Living under suspicion

On September 19, 2008, Delhi was ripped apart by five low intensity bombs in various parts of the city. At least 30 persons were killed and 90 injured. A terrorist outfit, the Indian Mujahedeen, claimed the responsibility.

Living under suspicion

Shadows of doubt: The book, though based on Batla House shootout 10 years ago, is still topical. Many Muslim youths increasingly face a conflict of identity as they grow up in an atmosphere of mistrust . iStock



Aradhika Sharma

On September 19, 2008, Delhi was ripped apart by five low intensity bombs in various parts of the city. At least 30 persons were killed and 90 injured. A terrorist outfit, the Indian Mujahedeen, claimed the responsibility. 

Acting on a tip-off, the police conducted a raid in Jamia Nagar, a crowded Muslim area in Delhi. The address was L-18, Batla House. The result was an encounter between the police and the purported terrorists hiding inside the house, most of whom were from Azamgarh in UP. The shootout resulted in the death of an “encounter specialist” police inspector and two ‘terrorists’, while two suspected extremists escaped.

However, several questions, still unanswered, were raised by people about the version that the police gave out about the Batla House encounter. It was pointed out that the state’s account of the shooting was full of contradictions, and even today the speculation is still on whether it was actually a shootout or a conspiracy. The media, too, did not play a salutary role, since their coverage was, in fact, a confused reporting of the facts based on very little evidence.

However, the greatest and lasting effect of the Batla House shooting was on the residents of the locality, especially the immigrants from Azamgarh, who had to suffer the ignominy of automatically being branded terrorists. Many lost their jobs and admissions in schools and colleges and the consequent marginalisation left lasting mental and emotional scars on the student community living in the area. 

Farooquee writes that deep distrust still gets reinforced in the heart of the minority community, when, time after time, it feels unfairly targeted by the police and the state machinery. In an increasingly polarised country, this book underscores the harsh realities of growing up as a part of a ‘demonised’ minority community. 

Neyaz Farooquee’s account narrates how it is to be a Muslim in India, to live in a rundown part of the city and to be typecast and treated with suspicion by the mass media, the state, the public and the police.
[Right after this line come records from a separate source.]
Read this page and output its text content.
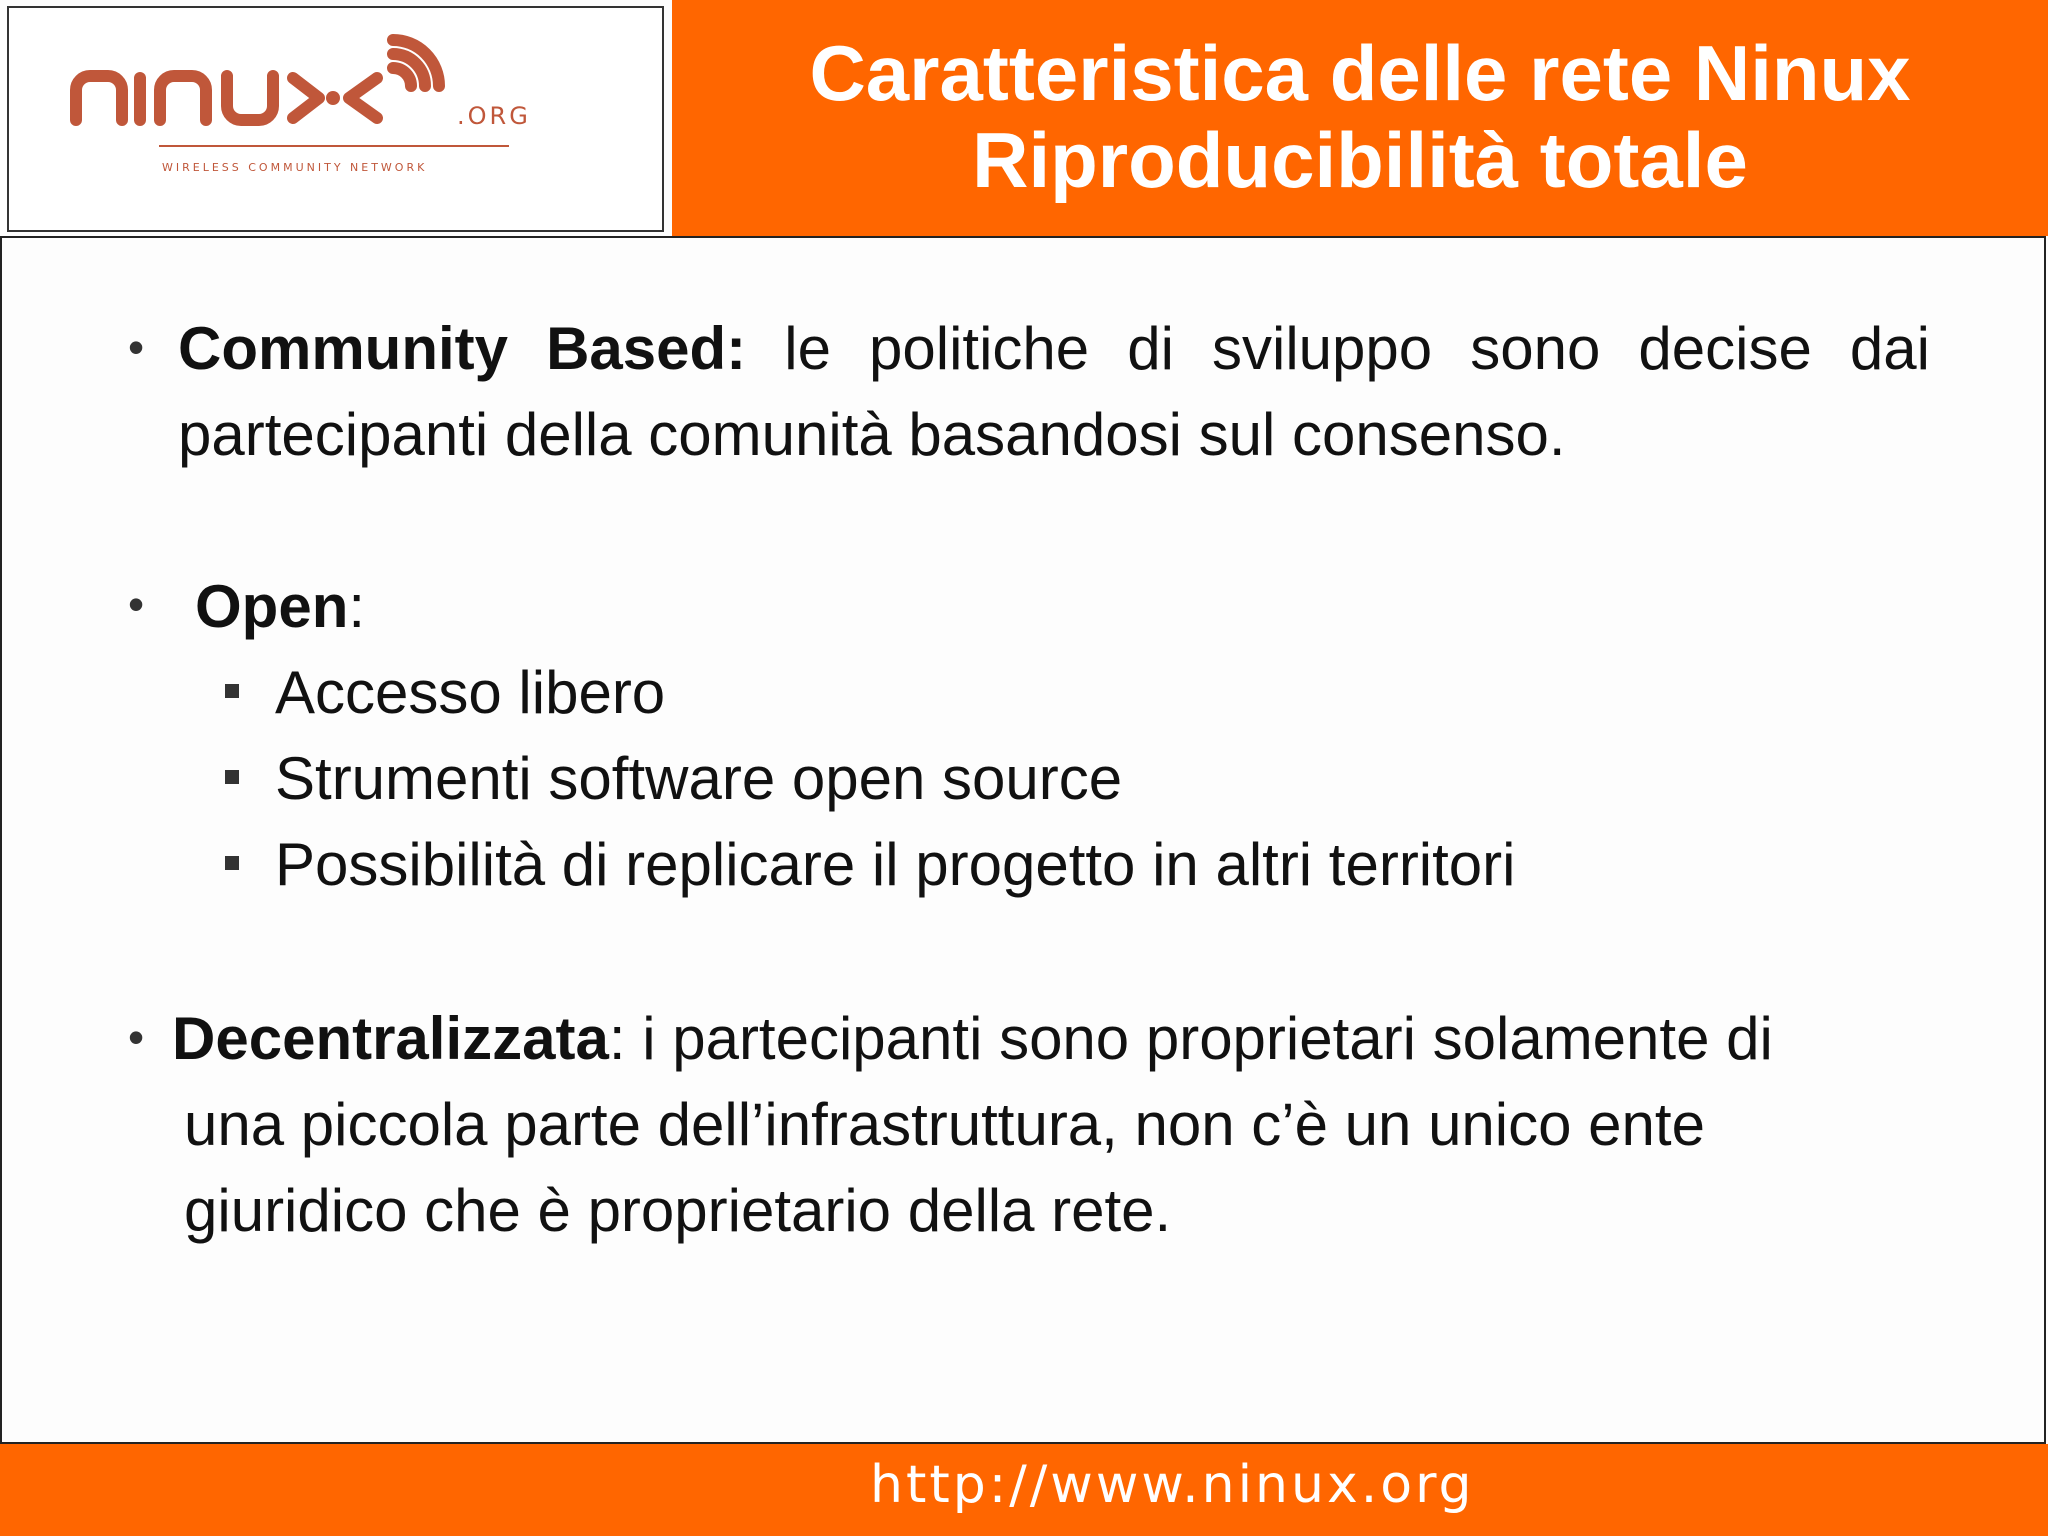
Caratteristica delle rete Ninux
Riproducibilità totale
.ORG
WIRELESS COMMUNITY NETWORK
• Community Based: le politiche di sviluppo sono decise dai partecipanti della comunità basandosi sul consenso.
• Open:
Accesso libero
Strumenti software open source
Possibilità di replicare il progetto in altri territori
• Decentralizzata: i partecipanti sono proprietari solamente di
una piccola parte dell’infrastruttura, non c’è un unico ente
giuridico che è proprietario della rete.
http://www.ninux.org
In such a scenario, Farooquee’s is certainly a clear and unafraid voice.

An Ordinary Man’s Guide to Radicalism is a novel about the author’s formative years. Hailing from a respectable and pious home in Inderwan Bairam in Bihar’s Gopalganj district, 10-year old Farooquee is dispatched to Delhi in quest of better education. Always considered a bright student in his home town, he struggles with an alien language and culture in Delhi and is soon relegated to the back benches in school. 

Over the years, he experiences a transformation: “…without realising it. This village kid from a religious family grew up into a city-dwelling young man with a sense of gnawing victimhood, real and perceived.” The victimhood had its roots in the Batla House encounter which had “driven him nearly berserk, like it did many youth in Jamia Nagar….It set me wondering why the youth in disturbed areas took up arms. Why, and also how?”

The narrative captures the oppressive atmosphere after the shooting at Jamia Nagar. How the Muslim residents, who had been living there for a long time, were hounded by the media and the police. And how they continually had to prove that they were not possible or potential terrorists themselves but, in fact, “Normal human beings.” Jamia Nagar is “typical India” says Farooquee, “But with a different memory: that of riots, of discrimination, of victimhood, of paranoia, real and imagined…”

Growing up amid occurrences of innocents getting caught in the crossfire of counter-terror, people getting falsely indicted, illegal detentions and stories of police torture created an intense conflict of identity and belongingness in a country that was supposedly the author’s own. Naturally, the conflict of identity must affect the moral and spiritual education of the young people of the community.

Till date, alas! This conflict continues and in fact is increasingly faced by many members of the community. In this context, specially, An Ordinary Man’s Guide to Radicalism is a significant and — even though it is based on an episode that occurred 10 years ago — still a topical book.